Sanullah Ranjay“All these explosions, in which dozens of people were killed and injured, took place during the time Ranjay was still in police custody, awaiting deportation to Pakistan after completing a three-year sentence for crossing the border illegally in 1989,” the report prepared by Sharma noted. “According to the procedure in such cases, after serving sentence, the person has to be in police custody till the time he is deported. The deportation process can take up to months, or even years, as was the case with Ranjay.”

In reply to an application filed by Arun Sharma on the behalf of The Indian Express under the Right to Information Act, asking when Sanaullah Ranjay, son of Rehmat Ali of Dalowali, was first arrested, police said they had not arrested any such person.

“But, they said, one Sanaullah, son of Ashiq Hussain of Dalowali in Sialkot, was arrested in 1996 on charges of illegally entering India from across the border in RS Pura area,” the report noted.

The prisons department, however, in reply to a separate RTI application filed by Sharma, admitted that Sanaullah, son of Rehmat Ali of Dalowali village in Sialkot, was lodged in its district jail at Ambphalla between 1989 and 1992. He was first brought there on September 9, 1989 as an under trial and after 45 days detained under the Public Safety Act (PSA) for two years on an order from the District Magistrate.

After completion of his two years detention under PSA on October 23, 1991, Ranjay continued to remain in jail for one more year to complete the three-year imprisonment awarded to him in the meantime by a court on charges of illegally crossing the border. “Further his lodgment is not traceable,” the prison department said in its reply.

That both the Sanaullahs — the one who spent three years in the district jail from 1989 and the other whom police claimed to have arrested first time only in 1996 — were the same was confirmed by Sanaullah Ranjay himself in a chance meeting with Arun Sharma during a music performance in Jammu’s high-security Kot Bhalwal prison in February, just months before his death.

Ranjay had told Sharma that after his release from the Ambphalla jail in 1992, he was taken to Kanachak police station for some months and then to a joint interrogation centre. Finally, he was again taken to RS Pura police station where he stayed for two years. In the meantime, militancy had spread to Jammu.

As his stay at the police station got prolonged and there appeared no immediate chances of his deportation, he said, police re-arrested him as a border-crosser in 1996 and sent him to jail where he spent nine months and nine days. He returned to RS Pura police station again and spent another two years waiting deportation until he got arrested by police on charges of carrying out 1994 bomb explosions.

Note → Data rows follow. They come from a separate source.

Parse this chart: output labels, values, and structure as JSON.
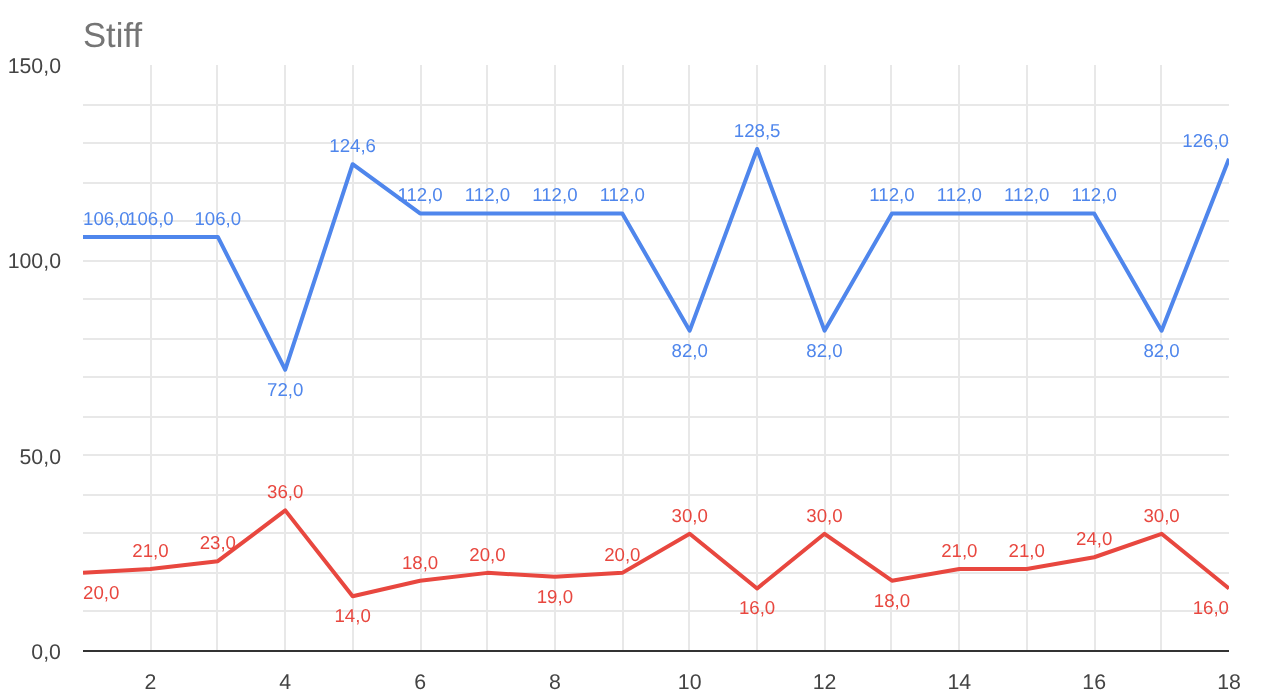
{
  "chart_data": {
    "type": "line",
    "title": "Stiff",
    "x": [
      1,
      2,
      3,
      4,
      5,
      6,
      7,
      8,
      9,
      10,
      11,
      12,
      13,
      14,
      15,
      16,
      17,
      18
    ],
    "series": [
      {
        "color": "#4f86ec",
        "values": [
          106,
          106,
          106,
          72,
          124.6,
          112,
          112,
          112,
          112,
          82,
          128.5,
          82,
          112,
          112,
          112,
          112,
          82,
          126
        ],
        "value_labels": [
          "106,0",
          "106,0",
          "106,0",
          "72,0",
          "124,6",
          "112,0",
          "112,0",
          "112,0",
          "112,0",
          "82,0",
          "128,5",
          "82,0",
          "112,0",
          "112,0",
          "112,0",
          "112,0",
          "82,0",
          "126,0"
        ]
      },
      {
        "color": "#e8473f",
        "values": [
          20,
          21,
          23,
          36,
          14,
          18,
          20,
          19,
          20,
          30,
          16,
          30,
          18,
          21,
          21,
          24,
          30,
          16
        ],
        "value_labels": [
          "20,0",
          "21,0",
          "23,0",
          "36,0",
          "14,0",
          "18,0",
          "20,0",
          "19,0",
          "20,0",
          "30,0",
          "16,0",
          "30,0",
          "18,0",
          "21,0",
          "21,0",
          "24,0",
          "30,0",
          "16,0"
        ]
      }
    ],
    "xlim": [
      1,
      18
    ],
    "xticks": [
      {
        "value": 2,
        "label": "2"
      },
      {
        "value": 3,
        "label": null
      },
      {
        "value": 4,
        "label": "4"
      },
      {
        "value": 5,
        "label": null
      },
      {
        "value": 6,
        "label": "6"
      },
      {
        "value": 7,
        "label": null
      },
      {
        "value": 8,
        "label": "8"
      },
      {
        "value": 9,
        "label": null
      },
      {
        "value": 10,
        "label": "10"
      },
      {
        "value": 11,
        "label": null
      },
      {
        "value": 12,
        "label": "12"
      },
      {
        "value": 13,
        "label": null
      },
      {
        "value": 14,
        "label": "14"
      },
      {
        "value": 15,
        "label": null
      },
      {
        "value": 16,
        "label": "16"
      },
      {
        "value": 17,
        "label": null
      },
      {
        "value": 18,
        "label": "18"
      }
    ],
    "ylim": [
      0,
      150
    ],
    "yticks": [
      {
        "value": 0,
        "label": "0,0"
      },
      {
        "value": 10,
        "label": null
      },
      {
        "value": 20,
        "label": null
      },
      {
        "value": 30,
        "label": null
      },
      {
        "value": 40,
        "label": null
      },
      {
        "value": 50,
        "label": "50,0"
      },
      {
        "value": 60,
        "label": null
      },
      {
        "value": 70,
        "label": null
      },
      {
        "value": 80,
        "label": null
      },
      {
        "value": 90,
        "label": null
      },
      {
        "value": 100,
        "label": "100,0"
      },
      {
        "value": 110,
        "label": null
      },
      {
        "value": 120,
        "label": null
      },
      {
        "value": 130,
        "label": null
      },
      {
        "value": 140,
        "label": null
      },
      {
        "value": 150,
        "label": "150,0"
      }
    ],
    "grid": true,
    "marker": "none",
    "line_style": "solid"
  }
}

About his involvement in the 1994 attacks, police had told the trial court that his name surfaced during questioning of one Karam Chand in another terror case registered at RS Pura police station in 1998.

Claiming that there used to be a bomb explosion in Jammu whenever Sanaullah crossed over to Indian side from Pakistan, Karam Chand had told police that he can identify him. On his identification, police picked up Sanaullah from the RS Pura police station where he was awaiting deportation.

Police told the trial court that Sanaullah confessed to carrying out 12 bomb explosions in Jammu city and on its outskirts including the one in a Matador which killed seven passengers and injured 16 people near Satwari on July 16, 1994. The charge sheet also included a blast that was planted inside a bus that killed 10 people and injured 43 others near Pir Baba shrine at Ramnagar on the Jammu-Srinagar national highway on November 28, 1994.